1) When the plan document is submitted to the IRS for a D letter, a statement is attached indicating the plan is electing under 410(d) to be covered under ERISA. Keep the statement with the plan document.

2) When the plan first elects to be subject to ERISA, a statement is attached to its first 5500 (it's the first, because no 5500 was required until the election under 410(d) was made). This statement tells the government that they can expect a Form 5500 each year.

Why do this? Well, in order to be eligible for reliance on a determination letter or advisory opinion letter associated with a prototype or volume submitter. The document is therefore probably cheaper. A nonelecting church plan that wants any reliance must submit their plan to the IRS - even if they tried using a prototype or vol sub for their document. Did that make up for the extra annual work needed to file a Form 5500? You tell me.
jpod
2 possible reasons to elect ERISA status (all of the merits or disadvantages are debatable):

1. To have ERISA preempt state laws that might otherwise be applicable.

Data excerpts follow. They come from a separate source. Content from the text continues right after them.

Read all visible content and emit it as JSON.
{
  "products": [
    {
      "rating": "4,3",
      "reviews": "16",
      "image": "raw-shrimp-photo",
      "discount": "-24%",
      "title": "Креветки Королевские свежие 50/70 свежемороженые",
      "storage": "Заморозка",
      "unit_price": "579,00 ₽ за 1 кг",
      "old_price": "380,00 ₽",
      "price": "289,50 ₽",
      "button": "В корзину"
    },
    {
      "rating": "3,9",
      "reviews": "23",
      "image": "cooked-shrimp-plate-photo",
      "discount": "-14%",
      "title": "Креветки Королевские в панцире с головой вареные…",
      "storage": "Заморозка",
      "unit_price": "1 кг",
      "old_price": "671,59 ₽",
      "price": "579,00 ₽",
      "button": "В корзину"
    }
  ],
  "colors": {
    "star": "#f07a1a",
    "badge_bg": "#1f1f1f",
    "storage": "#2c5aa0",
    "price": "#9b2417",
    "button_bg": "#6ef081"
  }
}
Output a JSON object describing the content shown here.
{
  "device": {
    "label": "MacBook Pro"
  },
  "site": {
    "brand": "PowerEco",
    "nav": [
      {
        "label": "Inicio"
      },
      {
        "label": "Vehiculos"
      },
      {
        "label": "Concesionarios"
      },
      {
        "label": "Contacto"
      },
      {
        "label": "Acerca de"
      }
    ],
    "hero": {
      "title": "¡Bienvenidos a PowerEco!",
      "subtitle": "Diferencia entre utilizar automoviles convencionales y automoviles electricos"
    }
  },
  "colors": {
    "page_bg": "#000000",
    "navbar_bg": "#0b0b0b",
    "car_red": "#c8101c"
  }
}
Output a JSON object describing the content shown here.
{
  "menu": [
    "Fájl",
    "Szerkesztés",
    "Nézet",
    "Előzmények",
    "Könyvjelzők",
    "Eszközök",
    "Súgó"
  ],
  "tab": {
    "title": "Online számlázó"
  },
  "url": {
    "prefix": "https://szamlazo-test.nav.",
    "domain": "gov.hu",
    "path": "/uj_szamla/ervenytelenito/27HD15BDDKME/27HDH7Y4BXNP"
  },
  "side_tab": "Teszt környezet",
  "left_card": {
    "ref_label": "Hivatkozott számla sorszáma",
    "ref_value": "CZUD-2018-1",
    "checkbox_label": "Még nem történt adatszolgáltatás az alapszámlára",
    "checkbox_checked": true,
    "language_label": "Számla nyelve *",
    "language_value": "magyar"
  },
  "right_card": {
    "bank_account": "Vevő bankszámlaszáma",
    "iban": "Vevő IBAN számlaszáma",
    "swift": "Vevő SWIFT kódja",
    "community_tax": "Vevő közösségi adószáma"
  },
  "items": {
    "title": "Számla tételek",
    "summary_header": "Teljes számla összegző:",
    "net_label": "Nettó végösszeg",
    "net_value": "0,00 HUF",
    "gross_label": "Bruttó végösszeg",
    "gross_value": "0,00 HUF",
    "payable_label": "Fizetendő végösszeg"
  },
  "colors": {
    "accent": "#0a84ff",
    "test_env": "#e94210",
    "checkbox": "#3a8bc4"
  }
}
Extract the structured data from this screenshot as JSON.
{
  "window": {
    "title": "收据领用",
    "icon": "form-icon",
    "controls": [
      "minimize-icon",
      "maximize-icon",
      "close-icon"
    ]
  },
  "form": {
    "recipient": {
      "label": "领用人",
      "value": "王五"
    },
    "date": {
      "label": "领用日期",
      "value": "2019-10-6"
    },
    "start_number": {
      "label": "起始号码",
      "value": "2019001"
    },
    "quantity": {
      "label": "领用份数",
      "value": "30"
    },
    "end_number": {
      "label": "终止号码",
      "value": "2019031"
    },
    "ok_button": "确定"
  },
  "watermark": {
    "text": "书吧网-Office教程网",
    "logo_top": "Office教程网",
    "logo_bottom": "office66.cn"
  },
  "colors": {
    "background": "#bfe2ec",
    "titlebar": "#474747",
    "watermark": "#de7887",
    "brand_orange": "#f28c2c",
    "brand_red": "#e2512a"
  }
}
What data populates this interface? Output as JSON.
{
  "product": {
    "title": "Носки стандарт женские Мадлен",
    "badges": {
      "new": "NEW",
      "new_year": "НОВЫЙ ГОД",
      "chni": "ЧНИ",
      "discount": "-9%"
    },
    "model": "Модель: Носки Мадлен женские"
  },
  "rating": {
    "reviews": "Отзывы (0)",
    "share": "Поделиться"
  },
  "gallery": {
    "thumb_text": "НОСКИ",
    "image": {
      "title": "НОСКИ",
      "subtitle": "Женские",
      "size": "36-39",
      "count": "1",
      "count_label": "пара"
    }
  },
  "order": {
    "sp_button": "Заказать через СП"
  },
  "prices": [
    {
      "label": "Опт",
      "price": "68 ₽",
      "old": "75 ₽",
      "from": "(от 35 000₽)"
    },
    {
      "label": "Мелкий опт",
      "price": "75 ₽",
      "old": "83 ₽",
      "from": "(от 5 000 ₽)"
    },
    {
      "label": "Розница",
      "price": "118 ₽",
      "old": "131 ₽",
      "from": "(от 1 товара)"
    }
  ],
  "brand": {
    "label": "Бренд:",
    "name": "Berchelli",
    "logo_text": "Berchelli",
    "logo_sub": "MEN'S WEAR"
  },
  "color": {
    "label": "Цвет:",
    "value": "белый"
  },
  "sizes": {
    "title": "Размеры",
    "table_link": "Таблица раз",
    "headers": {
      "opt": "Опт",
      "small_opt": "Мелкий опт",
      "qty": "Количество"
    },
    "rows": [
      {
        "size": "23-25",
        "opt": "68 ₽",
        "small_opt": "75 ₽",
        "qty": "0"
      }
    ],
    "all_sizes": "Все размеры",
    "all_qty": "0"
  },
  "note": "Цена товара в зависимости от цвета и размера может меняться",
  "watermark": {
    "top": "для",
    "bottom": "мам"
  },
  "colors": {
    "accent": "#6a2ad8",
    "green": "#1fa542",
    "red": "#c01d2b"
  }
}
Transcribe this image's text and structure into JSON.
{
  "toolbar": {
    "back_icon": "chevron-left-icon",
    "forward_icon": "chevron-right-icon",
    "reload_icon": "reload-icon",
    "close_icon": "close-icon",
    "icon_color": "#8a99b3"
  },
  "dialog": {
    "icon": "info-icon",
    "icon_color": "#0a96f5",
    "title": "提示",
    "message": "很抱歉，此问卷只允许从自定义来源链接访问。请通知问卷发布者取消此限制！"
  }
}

2. If it's a DB pension plan, to have PBGC insurance protection. (Don't laugh; this is a valuable feature that may outweigh all of the associated downsides.)
Fisher
I also have read, since posting, that the IRS and DOL are discussing this and a Church could inadvertently make the election if file the 5500 or use an ERISA document, where currently there is no inadvertent election. We may hear more about this later this year. Thanks
jpod
Fisher: It's interesting that you have heard what you said you heard, because until the IRS revises its 410d regulation, there is no legal basis for the position that a 410d election has been made with respect to a church plan simply because the document contains ERISA-required provisions or refers to ERISA.
J4FKBC
Does the IRS need a legal basis for their actions? (e.g. Paul Shultz memo re: 0.5% accrual for 401a26)
jpod
J4FKBC: Bad example; IRS can take an unsupported position as long as it is not a detriment to any taxpayer, because nobody has standing to complain. Taking the position that a plan is subject to ERISA purports to effect the rights of participants and beneficiaries, and also to preempt the application of state law. So, the IRS position is meaningless when there is no basis for same.